It’s no secret that integrating disparate data and applications across your institution is difficult and there are many factors to consider before implementation of an enterprise integration platform or solution. In this HEUG Board Integrations Work Group blog series, we’ve learned that institutions need to reflect on inventories of existing data integrations, the execution of business process reviews, and develop an understanding of possible integration architectures within the context of a technical ecosystem. In this article we’ll explore data governance and stewardship as another pillar to successful data integration strategy.
The value that data brings to any organization is largely based on its integrity, quality and the ease of access to it, yet too often organizations don’t put a lot of thought behind some of the core components and policies required for a comprehensive data governance strategy. These include data quality, authorship, storage, retention, security, privacy and standards. All of these considerations need to work in concert to comprise an effective governance strategy.
Approaches to data governance can vary widely, but there are common components to many that I’ll describe here. The first is the need to classify your data. Not all data needs to be governed, and legal, regulatory and institutional factors will play a direct role in that. Regardless, it’s important to have a clear understanding of what data you store in your systems. Is the data classified as highly sensitive, moderately sensitive, data for internal use or data that is simply public? Defining these classifications according to the laws and regulations in your region will help determine what data can be shared (via integrations or otherwise), with whom and under what circumstances.
Another key component to a good data governance strategy is a clear understanding of data domains and stewardship responsibilities. Many institutions will have data from a variety of systems and services – student, financial, human capital management, medical etc... These systems are disparate in nature and will often carry with them very different requirements for appropriate stewardship. It’s important to recognize these differences and define roles and responsibilities for Data Stewards for each. Data Stewards will often be responsible for protecting the accuracy, integrity and confidentiality of data within their domain. They may also have final authority to sign-off on the use of data within their domain. It’s worth pointing out that, in most cases, IT does not play a data stewardship role, but is considered as a Data Custodian – taking care of institutional information, but not dictating how it’s used.

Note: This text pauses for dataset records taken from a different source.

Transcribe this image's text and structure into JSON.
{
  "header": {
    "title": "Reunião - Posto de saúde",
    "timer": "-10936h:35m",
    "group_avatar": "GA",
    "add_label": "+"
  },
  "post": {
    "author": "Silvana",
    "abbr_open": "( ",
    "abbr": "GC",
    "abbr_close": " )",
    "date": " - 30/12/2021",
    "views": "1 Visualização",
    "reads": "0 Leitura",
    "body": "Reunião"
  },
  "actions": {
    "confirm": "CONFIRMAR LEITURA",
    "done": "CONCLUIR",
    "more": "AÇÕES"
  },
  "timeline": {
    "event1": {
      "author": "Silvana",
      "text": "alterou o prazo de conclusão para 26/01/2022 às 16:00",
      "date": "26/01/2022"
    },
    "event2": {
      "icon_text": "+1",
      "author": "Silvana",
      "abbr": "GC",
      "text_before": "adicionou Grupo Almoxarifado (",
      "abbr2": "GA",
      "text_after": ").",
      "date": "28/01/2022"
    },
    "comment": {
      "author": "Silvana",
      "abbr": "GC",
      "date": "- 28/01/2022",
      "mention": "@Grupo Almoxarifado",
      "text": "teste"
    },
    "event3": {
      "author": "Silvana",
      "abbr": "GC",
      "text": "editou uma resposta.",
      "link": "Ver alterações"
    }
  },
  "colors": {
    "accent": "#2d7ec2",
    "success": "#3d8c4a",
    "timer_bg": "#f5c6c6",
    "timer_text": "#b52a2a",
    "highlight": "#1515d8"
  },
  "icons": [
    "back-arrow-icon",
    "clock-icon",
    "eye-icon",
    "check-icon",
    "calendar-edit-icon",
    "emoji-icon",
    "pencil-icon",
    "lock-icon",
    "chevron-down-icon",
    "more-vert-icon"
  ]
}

Next, it is important that the context of data across the institution is well understood and agreed-upon. More specifically, business definitions of data elements need to be agreed upon before they are integrated and possibly, transformed across disparate applications. This is most often the responsibility of a Data Steward, but can also be delegated to a combination of integration developers, functional analysts and data modelers. If not done properly, it can have significant negative repercussions for an institution - especially if the data is not well understood, misinterpreted and/or not used appropriately.
With the proliferation of cloud-based Software as a Service (SaaS) application platforms on the market and the shift this industry is seeing towards their adoption, it is critically important to understand that their use does not absolve institutions of governing their data in the cloud. Gartner recently stated, “Failure to bring cloud-based applications and data sources into this (information governance) process at the appropriate level will significantly erode any benefits in the areas of trust and reusability gained by the proper management of the on-premises information assets...” It is not sufficient to rely on SaaS cloud providers to govern institutional data and schools should seek to establish data governance processes and policies for both on and off-premise data stores.
Solid data governance is quite complex and we’ve only scratched the surface of what a comprehensive plan might entail at your institution. What’s clear is it’s a critically important precursor to the development of an integration strategy. Yet, many institutions will leap to solving the problem of sharing data with a technical solution only to find the platform they’ve implemented either doesn’t meet the needs of the business or is so comprehensive and complex that it isn’t sustainable.
This is the last blog entry in this HEUG Board Integration Work Group series and we hope that this and all of the subjects we have covered have helped you and those at your institutions. As always we welcome your input, comments and suggestions for future topics.